With their multilineage differentiation abilities and prompt availability in clinically relevant quantities, it is no surprise that mesenchymal stem cells (MSCs) are at the forefront of stem cell research. However, various studies demonstrated the deleterious effects of natural aging on the quality of MSCs, hindering their use for autologous transplantation in older patients.
The study, published in Science Advances, investigated the effect of aging on the biological properties of gingival mesenchymal stem cells (GMSCs). Gingival are dental tissues containing stem cells, offering great potential use in regenerative medicine.
The new research was led by a team from the Institute of Bioinformatics and Biotechnology. The authors said, “Our data shows that increased donor age does not deteriorate GMSCs in terms of quantity and quality.”
Firstly, comparative analysis of a mean transit time (MTT) assay showed no significant proliferative differences between GMSCs cultured from different age groups.
The study found that proliferation rates of GMSCs in younger donors expanded rapidly and underwent faster in-vitro replicative senescence. Meanwhile, GMCSCs from older patients expressed higher levels of p53, a protein found to act as a tumour suppressor.
The authors reported, “The high levels of p53 are correlated to the maintenance of genomic integrity by suppressing dysplastic proliferation, and their replicative abilities of GMSCs in older donors are compensated by the expression of growth factor receptors.”
The results suggested that GMSCs can enhance proliferation despite the stressful conditions that build up with age, to facilitate a healthy stem cell pool in gingival tissue.
The researchers induced cultures of GMSCs of ranging age groups for adipogenic, osteogenic and neurogenic differentiation.
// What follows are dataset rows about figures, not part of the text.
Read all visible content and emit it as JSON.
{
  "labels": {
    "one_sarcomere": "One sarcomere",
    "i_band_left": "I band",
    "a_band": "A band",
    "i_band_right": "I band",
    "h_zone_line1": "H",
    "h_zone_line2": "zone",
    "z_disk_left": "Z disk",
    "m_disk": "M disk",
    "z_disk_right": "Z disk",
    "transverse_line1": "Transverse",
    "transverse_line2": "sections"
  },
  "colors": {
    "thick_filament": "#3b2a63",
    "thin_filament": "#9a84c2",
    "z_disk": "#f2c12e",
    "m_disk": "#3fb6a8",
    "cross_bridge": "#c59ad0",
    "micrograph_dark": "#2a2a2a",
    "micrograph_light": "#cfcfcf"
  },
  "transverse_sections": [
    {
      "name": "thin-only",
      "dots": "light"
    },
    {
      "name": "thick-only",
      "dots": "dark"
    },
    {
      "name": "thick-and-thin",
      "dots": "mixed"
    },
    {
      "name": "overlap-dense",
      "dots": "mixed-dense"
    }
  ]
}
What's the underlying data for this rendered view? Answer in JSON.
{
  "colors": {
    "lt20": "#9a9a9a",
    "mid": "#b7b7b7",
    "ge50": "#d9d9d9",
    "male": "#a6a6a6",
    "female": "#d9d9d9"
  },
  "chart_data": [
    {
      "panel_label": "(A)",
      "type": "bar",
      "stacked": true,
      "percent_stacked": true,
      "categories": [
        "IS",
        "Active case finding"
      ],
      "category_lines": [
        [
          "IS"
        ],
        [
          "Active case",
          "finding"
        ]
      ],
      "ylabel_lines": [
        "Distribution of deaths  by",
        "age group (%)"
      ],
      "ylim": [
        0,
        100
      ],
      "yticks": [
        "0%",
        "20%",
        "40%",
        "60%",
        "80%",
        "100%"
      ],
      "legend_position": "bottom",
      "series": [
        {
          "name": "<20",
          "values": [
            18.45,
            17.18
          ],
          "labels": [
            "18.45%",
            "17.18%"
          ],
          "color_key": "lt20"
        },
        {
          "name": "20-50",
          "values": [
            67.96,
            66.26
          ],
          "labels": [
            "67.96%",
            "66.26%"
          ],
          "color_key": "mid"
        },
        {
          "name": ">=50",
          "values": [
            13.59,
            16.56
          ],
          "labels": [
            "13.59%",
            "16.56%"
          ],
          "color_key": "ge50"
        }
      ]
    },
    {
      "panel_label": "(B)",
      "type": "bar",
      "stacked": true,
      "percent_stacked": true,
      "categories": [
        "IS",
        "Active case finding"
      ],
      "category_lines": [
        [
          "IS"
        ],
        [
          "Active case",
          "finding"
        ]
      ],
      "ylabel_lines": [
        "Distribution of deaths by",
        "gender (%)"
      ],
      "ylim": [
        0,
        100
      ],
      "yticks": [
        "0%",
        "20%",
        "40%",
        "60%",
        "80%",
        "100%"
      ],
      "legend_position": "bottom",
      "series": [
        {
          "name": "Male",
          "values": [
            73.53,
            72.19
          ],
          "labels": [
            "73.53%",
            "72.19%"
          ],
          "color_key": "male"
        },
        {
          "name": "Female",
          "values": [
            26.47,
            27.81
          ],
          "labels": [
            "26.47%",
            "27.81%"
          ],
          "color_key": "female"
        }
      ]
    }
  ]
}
The team found that older differentiated GMSCs displayed a reduction in differentiated adipocytes. A reduction in osteogenic cultures were also observed by a decrease calcium phosphate mineralisation.
“It seemed their ability to synthesize matrix proteins and to incorporate phosphate within the matrix at later stages of differentiation declines with age,” the authors noted.
However, the neurogenic differentiation ability of GMSCs stayed the same amongst all age groups. The team proposed that this could be because gingival tissues originate from the neural crest and noted that this could explain GMSC’s skew in maturation towards the neuronal lineage.
Immunoregulatory and immunosuppressive effects of GMSCs
The team administered GMSCs into a lipopolysaccharide (LPS)- induced acute lung injury (ALI) mouse model. Here, GMSCs from all age groups showed a downregulation in gene expression of pro-inflammatory cytokines such as TNFα and TNFβ. Immunosuppressive abilities, independent of age, were further highlighted by histopathological analysis. Administration of GMSCs in LPS-induced ALI mice resulted in the reduction of infiltrated neutrophils in both alveolar and interstitial spaces; reduced thrombosis and promoted structural improvements across all age groups.
GMSCs offer a unique opportunity into potential treatment strategies for neuronal regeneration therapy due to their skewed neurogenic differentiation.
The authors said, “The coronavirus disease 2019 pandemic has awakened the world to great consequences of biological risk and brought our attention toward the most vulnerable population of elderly individuals.”
The study has opened doors to utilising gingival tissue as a source of mesenchymal stem cells for autologous transplants in older patients.